I took a deep breath, preparing to go inside to go and see my baby. I pushed open her room to see her awake watching television. She turned to look in my direction at the door. "Mommy," She cried out to me. I closed the door and walked over to her and stood at her bed side. I kissed her cheeks as tears started streaming down my face.

"Mommy, I'm sorry," she said. "I didn't mean to get hurt—" I laughed at her. She was such a sweetheart. She was only apologizing for something that she had no idea that was not her fault. If anything I should be apologizing to her. Apologizing for keeping her father away from her life.

I shook my head, "You don't have to apologize to me, baby." I told her.

"Then, why are you crying then mommy?" she asked me. I looked into her big brown eyes and brushed her curly hair out of her face. I looked down at the cast that was wrapped around her left arm. The doctor had told me that all my baby suffered from the fall was a broken arm. Nothing major and told me that she would only have to wear the cast for a few weeks. I thanked God that that was all she suffered from.

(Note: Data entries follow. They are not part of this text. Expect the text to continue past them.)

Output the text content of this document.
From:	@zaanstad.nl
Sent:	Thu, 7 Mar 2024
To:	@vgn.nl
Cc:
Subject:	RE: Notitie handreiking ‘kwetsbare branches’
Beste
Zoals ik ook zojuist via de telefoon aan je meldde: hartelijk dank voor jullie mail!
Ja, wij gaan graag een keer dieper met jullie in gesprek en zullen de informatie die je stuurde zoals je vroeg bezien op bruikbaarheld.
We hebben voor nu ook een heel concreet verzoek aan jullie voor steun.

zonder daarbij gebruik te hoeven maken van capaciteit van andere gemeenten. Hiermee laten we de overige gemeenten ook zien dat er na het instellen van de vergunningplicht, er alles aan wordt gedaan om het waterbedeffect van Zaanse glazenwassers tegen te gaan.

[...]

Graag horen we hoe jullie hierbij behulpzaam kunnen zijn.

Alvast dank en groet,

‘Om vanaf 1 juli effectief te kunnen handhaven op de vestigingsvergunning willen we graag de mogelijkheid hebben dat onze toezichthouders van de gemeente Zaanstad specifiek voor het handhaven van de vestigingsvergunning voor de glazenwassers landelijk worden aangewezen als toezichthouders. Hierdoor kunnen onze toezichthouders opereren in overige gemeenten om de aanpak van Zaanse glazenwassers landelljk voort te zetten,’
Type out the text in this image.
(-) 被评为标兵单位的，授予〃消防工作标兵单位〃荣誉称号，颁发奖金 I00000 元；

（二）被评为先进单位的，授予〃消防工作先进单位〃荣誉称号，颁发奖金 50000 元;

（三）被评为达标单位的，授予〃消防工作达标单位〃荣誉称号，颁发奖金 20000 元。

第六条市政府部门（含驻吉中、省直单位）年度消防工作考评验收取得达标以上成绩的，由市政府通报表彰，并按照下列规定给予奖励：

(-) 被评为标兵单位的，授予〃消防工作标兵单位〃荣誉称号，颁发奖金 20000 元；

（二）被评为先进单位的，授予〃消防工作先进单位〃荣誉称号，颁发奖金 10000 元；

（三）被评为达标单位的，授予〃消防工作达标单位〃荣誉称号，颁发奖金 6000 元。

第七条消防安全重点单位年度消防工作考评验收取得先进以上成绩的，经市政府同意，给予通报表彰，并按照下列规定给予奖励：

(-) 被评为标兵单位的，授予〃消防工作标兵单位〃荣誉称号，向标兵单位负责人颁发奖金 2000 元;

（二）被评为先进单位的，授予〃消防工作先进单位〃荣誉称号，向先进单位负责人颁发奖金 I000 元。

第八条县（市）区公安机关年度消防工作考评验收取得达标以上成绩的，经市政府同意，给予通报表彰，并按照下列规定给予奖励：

I shook my head again. The real reason why I was crying was because I had messed up all my chances. Everything. Tarahji meeting her father, telling Jay of his daughter, and last of all me telling Jay how I really felt. I was pretty sure that he was going to marry that stuck up bitch now. My word about his cheating fiancé would not even matter anymore at this point. It was useless. It was too late now. He would have to learn on his own now.

"It's nothing honey," I told her. "You just scared mommy, that's all." I let her know. She nodded her head and resumed watching whatever it was that was shown on the television channel.